Y a mí qué, vamos que me da lo mismo. Que ni fu ni fa, que me da completamente igual el maltrato a la mujer, el agujero en la capa de ozono, las guerras; me la suda el hambre en el mundo, la crisis del euro, los muertos en la carreteras; me da lo mismo que las señoronas se hagan abrigos con los bebés focas, me la traen floja la sanidad y la educación públicas, los derechos universales o que acuchillen a un padre en Navidades cuando salía de comprar los reyes para su hijito; me importa una mierda la desaparición del lince, los crímenes cotidianos y los de lesa humanidad; no me quita el sueño ni el cielo ni el infierno ni Dios ni toda esa cohorte de demonios que se sientan en los gobiernos o en los consejos de administración; me importa un pimiento la pobreza, la tortura, el gobierno en la sombra y los millones de perfiles de facebook; me importa un huevo los tsunamis, los terremotos y las riadas que asolan comarcas enteras en la época del monzón.
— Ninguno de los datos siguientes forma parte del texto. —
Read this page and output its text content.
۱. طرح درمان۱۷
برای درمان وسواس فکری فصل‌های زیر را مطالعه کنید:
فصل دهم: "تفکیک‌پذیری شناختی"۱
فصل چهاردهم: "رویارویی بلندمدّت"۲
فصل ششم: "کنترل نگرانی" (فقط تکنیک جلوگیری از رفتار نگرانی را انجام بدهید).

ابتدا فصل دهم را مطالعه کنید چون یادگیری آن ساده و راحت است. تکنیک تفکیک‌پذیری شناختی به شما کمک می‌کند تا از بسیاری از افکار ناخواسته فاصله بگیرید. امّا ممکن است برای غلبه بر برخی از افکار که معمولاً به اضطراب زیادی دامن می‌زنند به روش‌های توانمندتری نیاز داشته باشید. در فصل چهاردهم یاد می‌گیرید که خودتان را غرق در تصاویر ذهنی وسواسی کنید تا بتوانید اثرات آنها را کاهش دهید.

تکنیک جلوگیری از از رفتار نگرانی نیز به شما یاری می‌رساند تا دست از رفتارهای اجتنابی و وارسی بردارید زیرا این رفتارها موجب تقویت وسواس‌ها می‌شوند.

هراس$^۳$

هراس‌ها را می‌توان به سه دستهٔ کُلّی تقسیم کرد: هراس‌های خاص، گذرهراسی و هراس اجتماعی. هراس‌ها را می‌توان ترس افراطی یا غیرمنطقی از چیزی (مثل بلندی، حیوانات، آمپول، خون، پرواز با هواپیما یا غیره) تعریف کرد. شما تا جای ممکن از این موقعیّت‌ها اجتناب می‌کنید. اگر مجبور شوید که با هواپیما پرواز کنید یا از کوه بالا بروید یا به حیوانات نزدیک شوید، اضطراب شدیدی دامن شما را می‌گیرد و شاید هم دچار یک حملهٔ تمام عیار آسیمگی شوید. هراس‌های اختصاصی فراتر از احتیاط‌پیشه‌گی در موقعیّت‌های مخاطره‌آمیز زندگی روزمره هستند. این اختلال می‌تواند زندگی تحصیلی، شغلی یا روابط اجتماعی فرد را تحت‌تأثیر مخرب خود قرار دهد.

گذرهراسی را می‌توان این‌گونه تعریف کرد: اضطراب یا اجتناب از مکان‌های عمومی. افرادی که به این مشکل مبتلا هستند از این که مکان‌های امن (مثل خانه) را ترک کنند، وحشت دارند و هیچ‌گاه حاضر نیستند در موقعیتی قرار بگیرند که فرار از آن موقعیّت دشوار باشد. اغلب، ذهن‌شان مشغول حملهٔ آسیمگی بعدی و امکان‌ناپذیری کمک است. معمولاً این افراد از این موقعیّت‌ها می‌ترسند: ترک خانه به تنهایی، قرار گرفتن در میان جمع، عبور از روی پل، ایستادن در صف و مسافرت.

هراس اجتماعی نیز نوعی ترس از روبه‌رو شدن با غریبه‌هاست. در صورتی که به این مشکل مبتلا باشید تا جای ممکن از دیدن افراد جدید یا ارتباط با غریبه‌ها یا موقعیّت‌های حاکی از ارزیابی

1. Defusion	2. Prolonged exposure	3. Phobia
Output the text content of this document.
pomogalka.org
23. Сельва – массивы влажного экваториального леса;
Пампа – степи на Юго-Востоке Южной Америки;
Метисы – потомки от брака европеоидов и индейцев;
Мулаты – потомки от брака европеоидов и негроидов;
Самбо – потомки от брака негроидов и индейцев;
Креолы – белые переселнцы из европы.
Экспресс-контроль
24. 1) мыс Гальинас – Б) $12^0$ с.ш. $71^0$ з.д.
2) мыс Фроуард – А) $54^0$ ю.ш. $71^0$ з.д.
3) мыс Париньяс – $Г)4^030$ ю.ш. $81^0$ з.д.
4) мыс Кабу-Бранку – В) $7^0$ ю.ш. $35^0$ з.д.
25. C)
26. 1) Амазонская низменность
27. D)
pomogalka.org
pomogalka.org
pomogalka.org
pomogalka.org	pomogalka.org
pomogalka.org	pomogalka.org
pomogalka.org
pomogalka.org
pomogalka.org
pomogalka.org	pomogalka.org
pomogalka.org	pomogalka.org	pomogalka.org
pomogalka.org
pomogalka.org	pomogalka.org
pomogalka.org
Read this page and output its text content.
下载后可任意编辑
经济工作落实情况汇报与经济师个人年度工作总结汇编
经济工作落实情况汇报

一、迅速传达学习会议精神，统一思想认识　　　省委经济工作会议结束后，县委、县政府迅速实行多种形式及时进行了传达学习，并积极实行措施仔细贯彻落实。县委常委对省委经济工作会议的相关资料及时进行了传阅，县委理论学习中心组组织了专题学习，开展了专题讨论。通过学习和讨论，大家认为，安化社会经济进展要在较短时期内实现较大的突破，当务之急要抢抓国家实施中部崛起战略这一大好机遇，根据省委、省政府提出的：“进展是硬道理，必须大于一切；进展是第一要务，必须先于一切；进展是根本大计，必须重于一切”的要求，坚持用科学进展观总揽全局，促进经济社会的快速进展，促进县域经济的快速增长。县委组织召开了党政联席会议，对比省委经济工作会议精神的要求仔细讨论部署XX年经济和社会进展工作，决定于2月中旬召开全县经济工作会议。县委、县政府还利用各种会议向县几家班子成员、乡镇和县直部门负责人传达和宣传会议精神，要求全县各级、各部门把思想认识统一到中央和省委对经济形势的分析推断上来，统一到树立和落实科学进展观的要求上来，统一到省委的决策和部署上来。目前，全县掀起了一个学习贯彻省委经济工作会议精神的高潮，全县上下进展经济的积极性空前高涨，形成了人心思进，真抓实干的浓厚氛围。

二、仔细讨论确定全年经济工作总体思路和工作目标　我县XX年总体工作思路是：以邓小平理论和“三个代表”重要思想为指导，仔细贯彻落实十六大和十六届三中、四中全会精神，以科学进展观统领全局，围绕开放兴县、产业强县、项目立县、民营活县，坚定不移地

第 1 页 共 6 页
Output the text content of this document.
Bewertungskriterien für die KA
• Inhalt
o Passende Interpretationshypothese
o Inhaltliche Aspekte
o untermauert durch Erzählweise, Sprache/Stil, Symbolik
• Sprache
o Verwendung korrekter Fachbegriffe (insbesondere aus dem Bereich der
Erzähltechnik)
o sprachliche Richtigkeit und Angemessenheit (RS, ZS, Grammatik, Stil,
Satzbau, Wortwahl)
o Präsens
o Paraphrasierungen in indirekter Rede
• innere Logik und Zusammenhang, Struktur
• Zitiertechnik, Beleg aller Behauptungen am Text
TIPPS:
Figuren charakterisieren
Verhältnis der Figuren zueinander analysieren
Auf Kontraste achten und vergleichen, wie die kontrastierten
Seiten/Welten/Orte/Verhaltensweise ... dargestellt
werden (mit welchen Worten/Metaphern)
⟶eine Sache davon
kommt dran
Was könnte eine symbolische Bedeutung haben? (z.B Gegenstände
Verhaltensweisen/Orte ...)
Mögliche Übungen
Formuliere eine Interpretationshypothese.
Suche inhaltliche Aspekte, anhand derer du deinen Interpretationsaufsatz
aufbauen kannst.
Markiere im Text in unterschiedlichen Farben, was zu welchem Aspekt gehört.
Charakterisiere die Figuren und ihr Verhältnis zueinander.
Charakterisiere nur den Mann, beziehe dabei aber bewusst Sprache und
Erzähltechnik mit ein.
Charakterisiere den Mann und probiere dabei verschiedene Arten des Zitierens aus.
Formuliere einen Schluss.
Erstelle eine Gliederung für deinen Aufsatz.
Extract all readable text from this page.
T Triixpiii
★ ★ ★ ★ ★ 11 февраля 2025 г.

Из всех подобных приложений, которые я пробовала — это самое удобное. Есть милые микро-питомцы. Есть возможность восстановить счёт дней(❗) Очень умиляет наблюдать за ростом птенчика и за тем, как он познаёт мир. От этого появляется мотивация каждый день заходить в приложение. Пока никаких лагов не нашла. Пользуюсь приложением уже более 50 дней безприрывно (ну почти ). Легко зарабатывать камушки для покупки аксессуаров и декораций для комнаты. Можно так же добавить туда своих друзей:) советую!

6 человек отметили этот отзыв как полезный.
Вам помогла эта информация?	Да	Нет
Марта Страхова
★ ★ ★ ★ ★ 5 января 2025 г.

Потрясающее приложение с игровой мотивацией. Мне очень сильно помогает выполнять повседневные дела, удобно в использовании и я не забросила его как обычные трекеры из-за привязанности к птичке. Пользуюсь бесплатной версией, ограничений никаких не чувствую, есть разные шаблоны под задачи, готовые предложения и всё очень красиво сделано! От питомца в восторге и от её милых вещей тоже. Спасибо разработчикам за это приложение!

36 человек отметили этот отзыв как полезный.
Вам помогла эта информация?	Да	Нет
La verdad, estaría de siquiátrico, si todo eso me importara algo. Soy un tipo frío, a mí todo me deja helado. Es el estado en el que he nacido y en el que me gustaría permanecer. Aunque sé que eso es imposible. Llegará el calor y me derretiré. Y cuando eso ocurra, nadie llorará por compasión delante de un muñeco de nieve agonizando en mitad de un parque. Ya ves, lo que a unos nos da la vida, a otros los mata, como a ese mendigo tumbado en el banco que hay enfrente de mí, envuelto en periódicos y abrazado a su cartón de vino barato vacío. Al menos ha sido una muerte dulce, yo me abrasaré hasta terminar licuado en cuanto salga el sol.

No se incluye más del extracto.